We learn to deal with this concept at a very young age. Not only do we learn that our parents can order us around, but also that those orders don’t apply to the parents themselves. Accusing parents of hypocrisy is pointless, since parents know they are in control of their children and that little can prevent this (apart from child protection services or the police, but they rarely get involved, and even when they do, the punishment is extremely light).
Throughout history (at least until post-WW2 democracy), a major problem of authorities has been preventing revolt. This is why slave morality has always been engineered so the masses do not revolt. Christianity has famously been used to pacify slaves and the destitute, by reminding them of the bounties that awaited them after their death (as famously parodied in the song Pie In The Sky, which I’ve quoted before).

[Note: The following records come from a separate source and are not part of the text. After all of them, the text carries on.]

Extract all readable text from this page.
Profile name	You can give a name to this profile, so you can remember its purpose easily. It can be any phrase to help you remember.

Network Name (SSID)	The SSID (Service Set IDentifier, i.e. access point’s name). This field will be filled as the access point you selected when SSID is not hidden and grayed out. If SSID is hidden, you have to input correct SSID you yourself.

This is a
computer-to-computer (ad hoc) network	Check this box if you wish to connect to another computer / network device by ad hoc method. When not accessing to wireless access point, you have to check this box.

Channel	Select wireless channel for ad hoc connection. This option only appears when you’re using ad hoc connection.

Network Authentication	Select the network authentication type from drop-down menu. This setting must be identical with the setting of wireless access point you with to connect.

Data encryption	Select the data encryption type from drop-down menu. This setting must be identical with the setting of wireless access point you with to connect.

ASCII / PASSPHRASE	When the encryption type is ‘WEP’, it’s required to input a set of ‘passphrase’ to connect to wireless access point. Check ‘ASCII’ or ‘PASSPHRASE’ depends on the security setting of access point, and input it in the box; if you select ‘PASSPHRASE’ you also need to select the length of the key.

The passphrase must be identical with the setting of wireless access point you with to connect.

There are many responses that have been offered to the possibility of revolt throughout history. Murder is a very common one, accompanied with the threat that revolt is futile because it will be met with violence and there’s just no point in trying. An equally common response is an ostensibly moral one: that revolt is wrong and that authorities have the right and the duty to preserve their authority in the name of the country/God/economy/whatever.
Back to my first point. A moral principle (note that I am not here talking about intuitions but about their formulated corollaries), like any other principle, has a justification, can be defined and analyzed, and one can pass judgment upon it on the basis of their own reasoning. When a parent tells a child to clean their room, that’s an order, not a moral principle. When a government passes a law outlawing homosexuality, that’s not a moral principle either. Neither is any other law.
So we must make a distinction between universal morality and master/slave “morality.” In the past, I have defined the universality principle as such:
An ethical principle or system is invalid if it is asymmetrical in application (to locations, times or persons).
Tnt666 brought up the example of pacifism, which is a good one. The dispossessed are always enjoined to remain non-violent, and that violence is always an immature and criminal act. The powerful, on the other hand, never hesitate in using various levels of violence to quell protests or direct action.
Yes, non-violence may be a winning strategy, but it may also be an easy way for one to get massacred. The more publicized a cause is, the more likely pacifism may lead to success. The creation of martyrs is absolutely useless if it is not witnessed; then it is only a death amongst many, and governments excel at killing people.
The policy of the emperors and the senate, as far as it concerned religion, was happily seconded by the reflections of the enlightened, and by the habits of the superstitious, part of their subjects. The various modes of worship, which prevailed in the Roman world, were all considered by the people, as equally true; by the philosopher, as equally false; and by the magistrate, as equally useful.
Edward Gibbon, The History of the Decline and Fall of the Roman Empire (not Seneca the Younger!)
Gibbon here is talking about religion, but the quote can apply equally to any other hierarchy that exists in our society, including false morality.
One of the prime characteristics of false morality is that it makes it impossible to differentiate right from wrong, which, by the way, is what morality is supposed to do. So as moral systems, things like laws and doctrines are complete failures. But in their actual purpose, which is to secure control over populations, they are on the whole imperfect but generally successful (keep in mind that many revolts are actually one hierarchy over another, such as patriotism towards one’s original country as opposed to that of an invader country).